As a composer and producer, Tetsuya Komuro was an undisputed sensation on the Japanese and Asian music scenes from the late 1980s to the 1990s.
Thus news of his Tuesday arrest for fraud surprised people across Japan as well as in many other parts of Asia, including Hong Kong and Shanghai.
“His music was really easy to sing along to,” said 33-year-old Kyoto resident Tsuyoshi Miike, who was around 20 years old when Komuro’s works dominated the scene.
“I think it was more the melody and the style of his music that had an impact rather than the artists singing them,” he said.
The 49-year-old Komuro, a Waseda University dropout, debuted in 1984 as a member of TM Network. The group soon became a fixture on the pop charts, which they topped in 1987 with “Get Wild.”

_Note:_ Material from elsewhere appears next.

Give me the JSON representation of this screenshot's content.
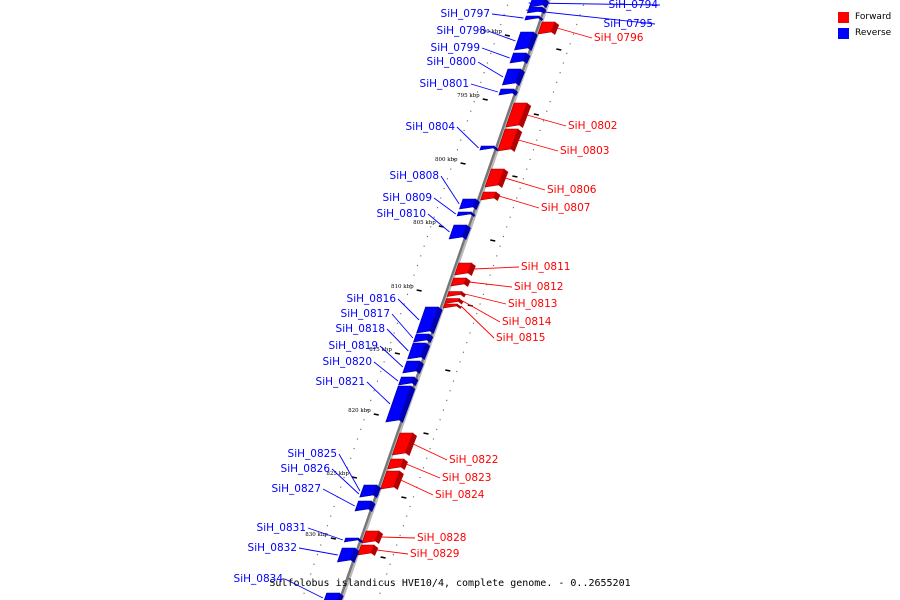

In no time, Komuro moved beyond his own group to begin composing songs for dozens of other artists, including chart-toppers for Misato Watanabe, Ryoko Shinohara, Tomomi Kahala and Namie Amuro. Komuro eventually formed the trio globe and continued his career as a performer as well.
Mostly upbeat dance music, the tunes were catchy and easy to remember, which made them popular at karaoke joints everywhere.

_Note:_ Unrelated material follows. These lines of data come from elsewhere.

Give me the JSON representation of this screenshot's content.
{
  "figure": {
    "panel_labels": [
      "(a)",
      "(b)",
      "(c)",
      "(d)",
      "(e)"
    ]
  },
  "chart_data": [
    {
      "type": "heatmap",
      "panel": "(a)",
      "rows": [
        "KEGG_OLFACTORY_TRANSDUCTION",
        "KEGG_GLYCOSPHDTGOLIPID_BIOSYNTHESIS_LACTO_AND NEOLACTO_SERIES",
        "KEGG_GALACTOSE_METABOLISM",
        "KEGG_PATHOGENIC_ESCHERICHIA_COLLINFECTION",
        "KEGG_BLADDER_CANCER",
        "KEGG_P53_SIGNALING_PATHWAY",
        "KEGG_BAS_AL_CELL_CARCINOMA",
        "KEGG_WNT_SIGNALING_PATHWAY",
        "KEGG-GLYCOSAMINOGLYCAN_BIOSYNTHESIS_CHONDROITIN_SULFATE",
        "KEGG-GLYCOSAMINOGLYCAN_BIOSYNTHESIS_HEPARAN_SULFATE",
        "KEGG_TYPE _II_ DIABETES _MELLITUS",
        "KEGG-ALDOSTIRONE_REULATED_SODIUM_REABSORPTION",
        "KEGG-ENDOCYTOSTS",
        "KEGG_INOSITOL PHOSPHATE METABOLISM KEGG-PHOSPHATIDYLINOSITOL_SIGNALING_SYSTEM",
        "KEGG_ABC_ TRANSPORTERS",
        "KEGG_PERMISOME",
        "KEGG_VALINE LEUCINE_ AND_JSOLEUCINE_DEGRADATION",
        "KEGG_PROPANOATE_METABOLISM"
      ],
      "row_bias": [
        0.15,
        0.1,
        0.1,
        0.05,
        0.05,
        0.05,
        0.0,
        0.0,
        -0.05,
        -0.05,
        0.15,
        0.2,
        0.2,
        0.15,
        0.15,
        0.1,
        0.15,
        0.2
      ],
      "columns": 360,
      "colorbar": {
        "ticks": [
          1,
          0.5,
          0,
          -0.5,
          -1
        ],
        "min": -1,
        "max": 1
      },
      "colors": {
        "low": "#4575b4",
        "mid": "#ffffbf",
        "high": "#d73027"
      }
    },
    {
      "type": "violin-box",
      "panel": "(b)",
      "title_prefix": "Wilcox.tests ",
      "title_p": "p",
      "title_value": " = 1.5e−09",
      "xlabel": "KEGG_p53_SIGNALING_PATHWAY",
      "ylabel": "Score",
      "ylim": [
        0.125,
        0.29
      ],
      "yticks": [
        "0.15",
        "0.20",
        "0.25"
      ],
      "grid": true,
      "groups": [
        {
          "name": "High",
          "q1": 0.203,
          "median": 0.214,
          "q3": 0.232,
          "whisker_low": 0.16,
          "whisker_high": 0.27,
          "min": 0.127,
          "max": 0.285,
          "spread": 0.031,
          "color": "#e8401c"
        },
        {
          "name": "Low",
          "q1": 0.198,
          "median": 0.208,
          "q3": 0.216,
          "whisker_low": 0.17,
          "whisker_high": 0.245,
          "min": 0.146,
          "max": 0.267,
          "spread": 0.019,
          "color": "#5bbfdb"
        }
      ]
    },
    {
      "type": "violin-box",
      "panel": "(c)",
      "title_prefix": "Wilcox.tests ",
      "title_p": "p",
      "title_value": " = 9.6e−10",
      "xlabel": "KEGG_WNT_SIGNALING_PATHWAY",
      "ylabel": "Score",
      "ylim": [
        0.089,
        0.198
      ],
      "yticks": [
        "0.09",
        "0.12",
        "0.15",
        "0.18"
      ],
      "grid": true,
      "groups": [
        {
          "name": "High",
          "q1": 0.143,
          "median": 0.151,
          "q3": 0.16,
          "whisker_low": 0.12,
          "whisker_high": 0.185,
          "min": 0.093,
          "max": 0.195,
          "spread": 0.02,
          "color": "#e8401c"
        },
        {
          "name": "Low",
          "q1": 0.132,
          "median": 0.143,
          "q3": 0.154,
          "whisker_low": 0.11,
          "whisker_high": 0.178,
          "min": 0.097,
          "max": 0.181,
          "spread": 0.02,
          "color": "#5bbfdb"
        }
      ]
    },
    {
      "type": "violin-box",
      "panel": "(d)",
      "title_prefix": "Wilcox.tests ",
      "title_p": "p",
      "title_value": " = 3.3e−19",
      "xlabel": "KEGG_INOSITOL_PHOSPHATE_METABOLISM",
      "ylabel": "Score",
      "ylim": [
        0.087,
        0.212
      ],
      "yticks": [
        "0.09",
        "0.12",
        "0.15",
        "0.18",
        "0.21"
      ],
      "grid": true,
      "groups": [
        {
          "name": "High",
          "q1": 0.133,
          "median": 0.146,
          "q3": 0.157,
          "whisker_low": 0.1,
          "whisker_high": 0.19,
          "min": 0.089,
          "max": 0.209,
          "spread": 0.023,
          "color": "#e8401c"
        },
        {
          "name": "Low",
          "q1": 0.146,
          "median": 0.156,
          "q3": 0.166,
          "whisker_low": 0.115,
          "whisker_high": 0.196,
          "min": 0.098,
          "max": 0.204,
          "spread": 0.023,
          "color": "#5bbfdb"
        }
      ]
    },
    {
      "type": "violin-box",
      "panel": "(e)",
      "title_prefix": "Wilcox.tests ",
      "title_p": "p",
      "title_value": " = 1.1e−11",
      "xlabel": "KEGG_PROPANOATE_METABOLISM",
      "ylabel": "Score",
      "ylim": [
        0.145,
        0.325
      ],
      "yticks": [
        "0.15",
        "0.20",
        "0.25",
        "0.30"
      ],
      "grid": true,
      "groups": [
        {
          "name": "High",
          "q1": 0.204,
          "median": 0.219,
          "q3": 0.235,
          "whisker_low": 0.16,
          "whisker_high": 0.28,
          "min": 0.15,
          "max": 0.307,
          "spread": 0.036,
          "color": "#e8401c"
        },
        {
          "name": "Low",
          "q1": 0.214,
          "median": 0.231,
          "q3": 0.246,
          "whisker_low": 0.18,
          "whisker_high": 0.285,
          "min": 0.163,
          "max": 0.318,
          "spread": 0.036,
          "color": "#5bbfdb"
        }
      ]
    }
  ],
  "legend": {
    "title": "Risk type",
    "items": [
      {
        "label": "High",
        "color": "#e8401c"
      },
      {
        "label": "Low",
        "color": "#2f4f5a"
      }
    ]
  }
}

Komuro expanded his music projects overseas, especially in Asia. Amuro, TRF and many other Komuro associates performed in Taiwan and Hong Kong, where they enjoyed a large fan base.
In 1998, Komuro even launched a music venture in Hong Kong — reportedly with Australian media tycoon Rupert Murdoch — but withdrew from management in 2004.
“(Komuro is) very famous in Hong Kong. I guess nearly everybody knows him,” said 27-year-old Jessica Lam, a Hong Kong resident who said her younger sister had TRF and Amuro CDs.
Noting Komuro’s popularity in Hong Kong from around 1997 to 2000, Lam said she was surprised at the news of his arrest.
“He disappeared for quite a while, and suddenly reappears with this shocking news,” Lam said by e-mail.
England Cheng, a Shanghai-based magazine editor originally from Hong Kong, also remembered Komuro’s popularity in the 1990s.
“I used to like those dance beats . . . and we sang Amuro’s songs in karaoke quite often,” said Cheng, also via e-mail from Shanghai.
She added that her favorite was Amuro’s Komuro-written megahit “Can You Celebrate?”
“I think now he can’t celebrate anything,” she said.
In 2000, the government appointed Komuro the music producer for the Group of Eight summit in Okinawa, where Amuro sang the theme song he composed titled “Never End.”
But Komuro gradually lost popularity and momentum after that. And with his arrest Tuesday, his career may in fact be at an end.
“I think Komuro became too greedy,” said 27-year-old Ken Kimura, who works for a marketing company in Tokyo.
“His strategic moves, like making his studio in Hong Kong, didn’t pay off. He couldn’t catch up with the evolving digital media, either. He lost touch with the trends and I think that caused his decline,” said Kimura, who said he sang many Komuro-produced songs on karaoke.
Cheng in Shanghai also said the speed of technological change, such as the eclipsing of CDs by music downloads from the Internet, was making things difficult for people in the music industry to earn like they used to.
“Maybe that’s one of the reasons they have to find a new way to make a ‘living,’ ” she said.